The Graham/McCain/Administration initiative now being hatched thus would authorize the use of techniques that would violate the Geneva Conventions. Congress has the power to do this: Where a statute authorizes something that a treaty prohibits, the statute governs for purposes of domestic law if it was enacted subsequent to the Senate's ratification of the treaty.

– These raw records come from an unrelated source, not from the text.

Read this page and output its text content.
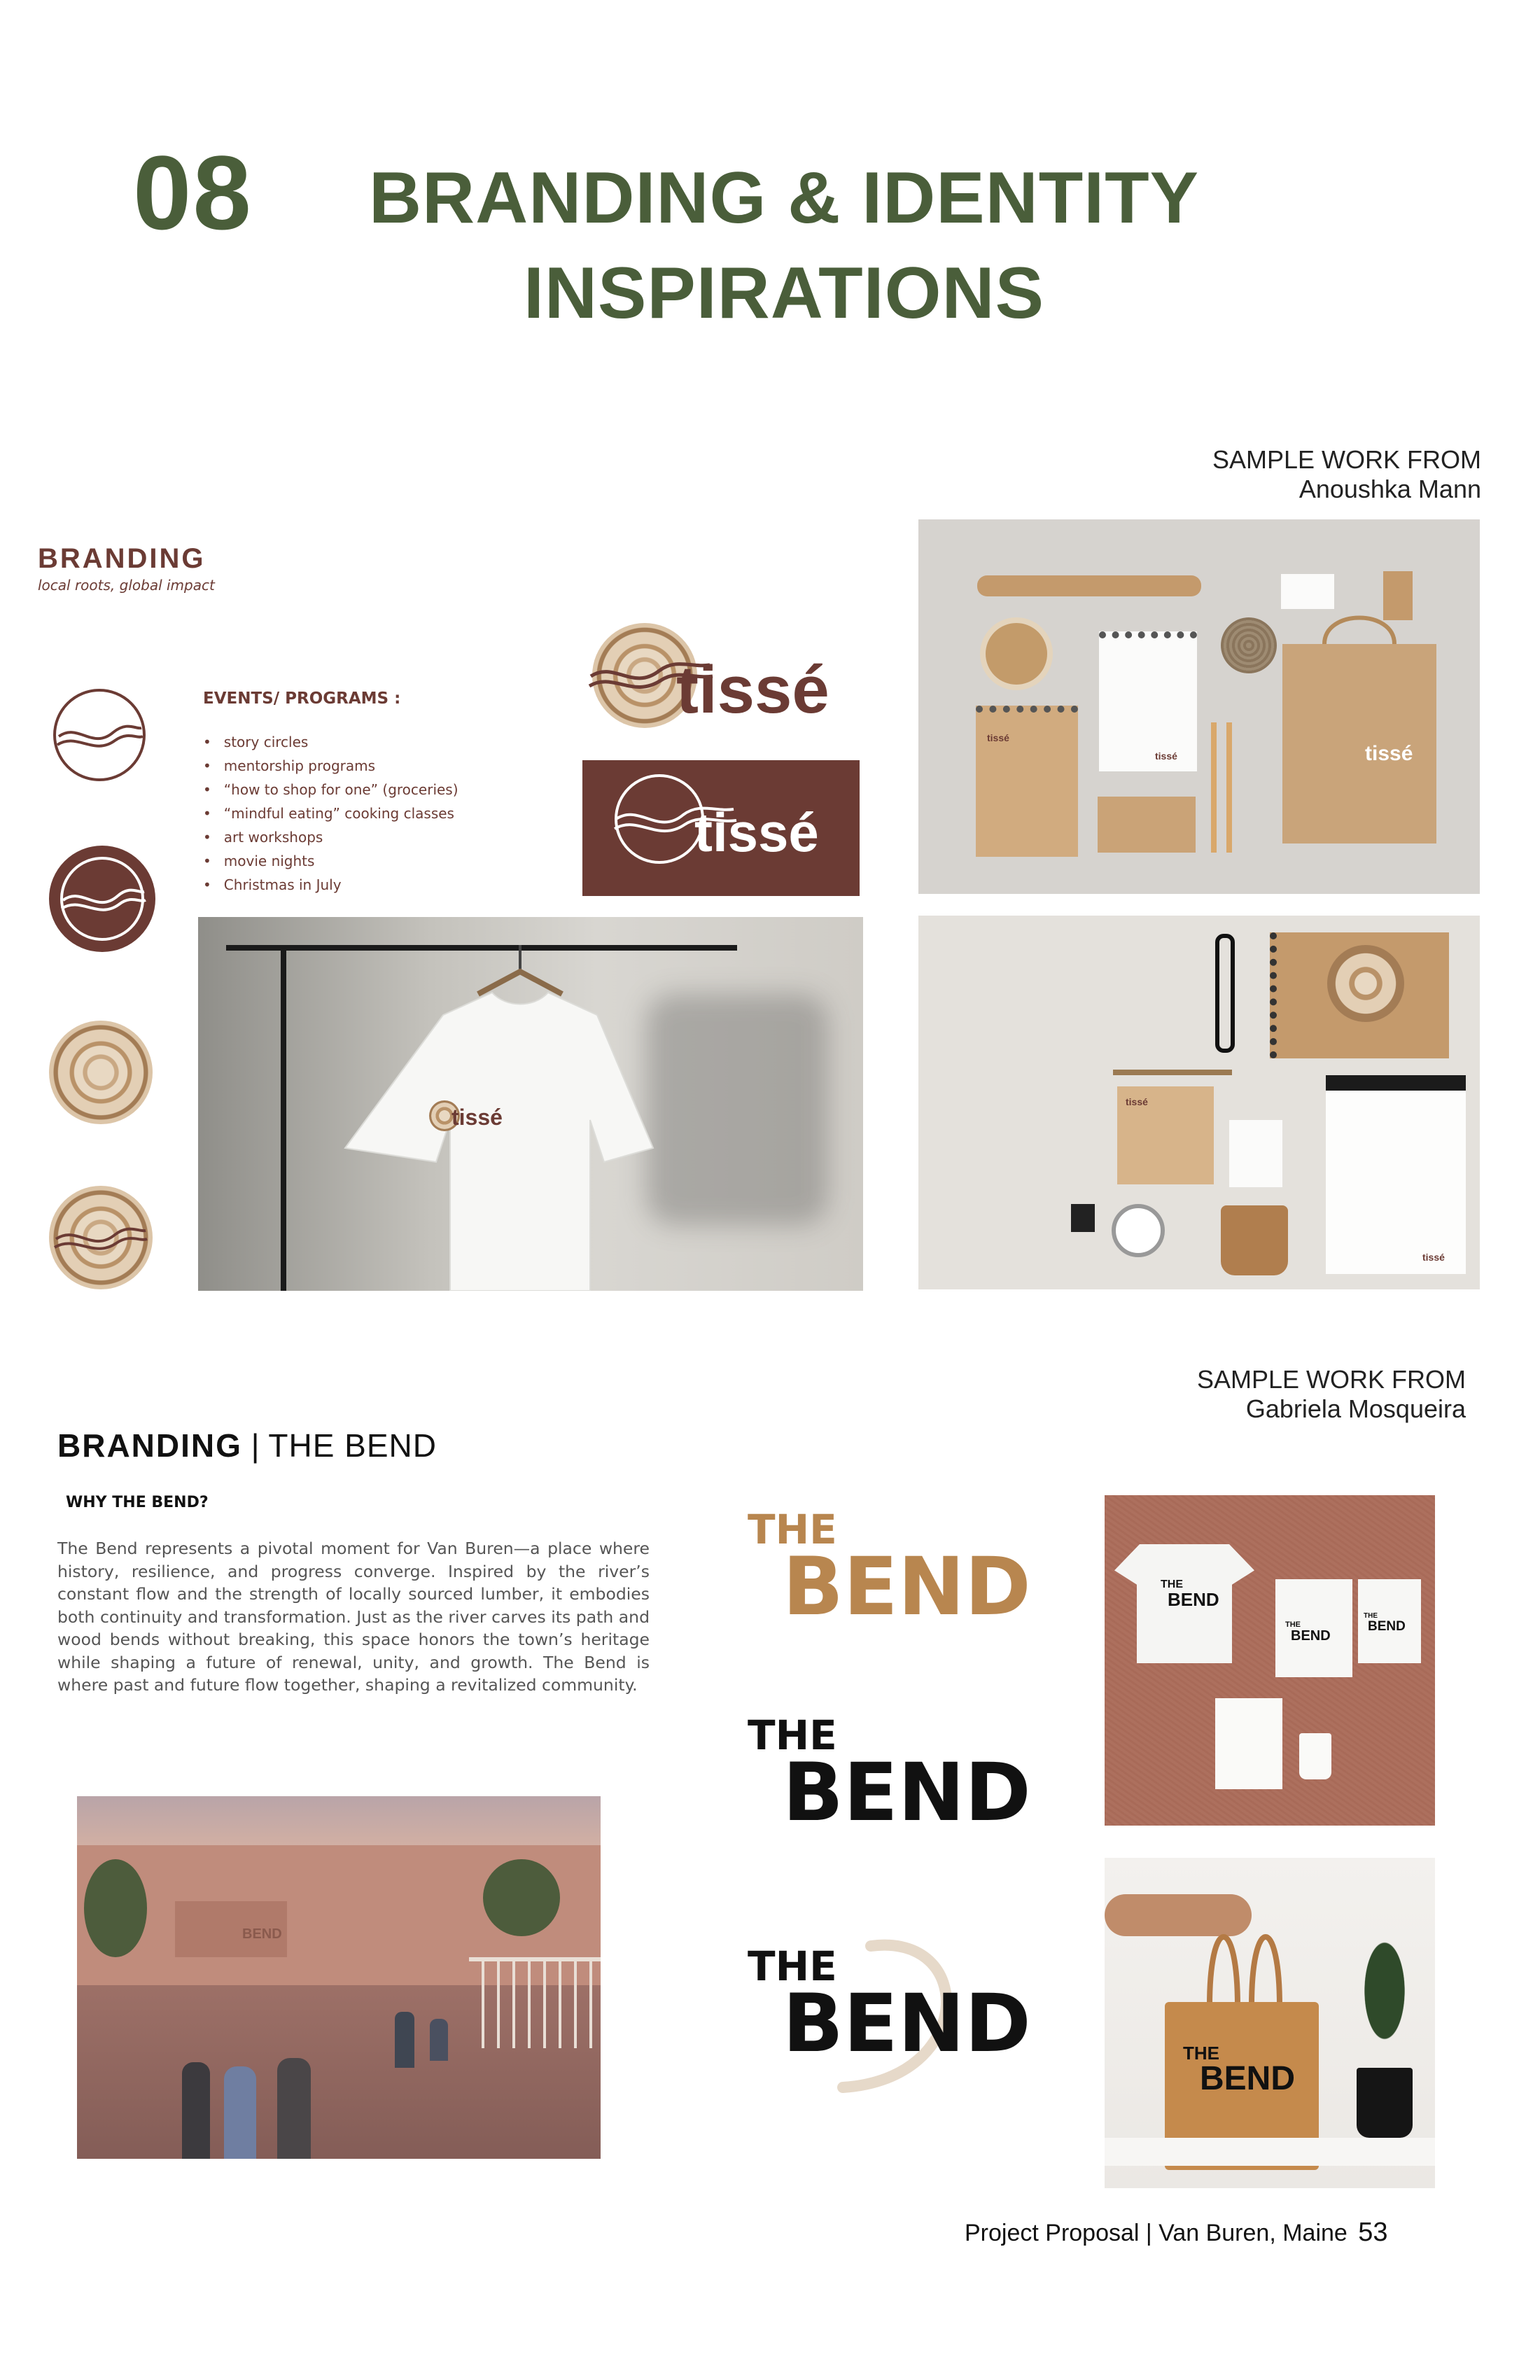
08 BRANDING & IDENTITY
INSPIRATIONS
SAMPLE WORK FROM
Anoushka Mann
BRANDING
local roots, global impact
EVENTS/ PROGRAMS :
• story circles
• mentorship programs
• “how to shop for one” (groceries)
• “mindful eating” cooking classes
• art workshops
• movie nights
• Christmas in July
tissé
tissé
tissé
tissé	tissé
tissé
tissé
tissé
SAMPLE WORK FROM
Gabriela Mosqueira
BRANDING | THE BEND
WHY THE BEND?
The Bend represents a pivotal moment for Van Buren—a place where history, resilience, and progress converge. Inspired by the river’s constant flow and the strength of locally sourced lumber, it embodies both continuity and transformation. Just as the river carves its path and wood bends without breaking, this space honors the town’s heritage while shaping a future of renewal, unity, and growth. The Bend is where past and future flow together, shaping a revitalized community.
THE
BEND
THE
BEND
THE
BEND
THE
BEND
THE
BEND
THE
BEND
THE
BEND
BEND
Project Proposal | Van Buren, Maine 53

This raises an interesting dilemma for those who opposed military tribunals and inhumane interrogation tactics as instances of Executive overreach. Hamdan may have curtailed the Administration’s ability to sidestep Congressional approval, but it may not, in the end, have much practical impact on detainees. Should Congress move forward with an initiative similar to the one Lederman describes, opponents can no longer claim that the Executive is acting outside of its constitutional authority. Opponents may continue to challenge the “Graham/McCain/Administration initiative” as being inconsistent with an international treaty, or simply, as bad policy, but those arguments will be tough sells considering the current makeup of Congress, the Court, and the public.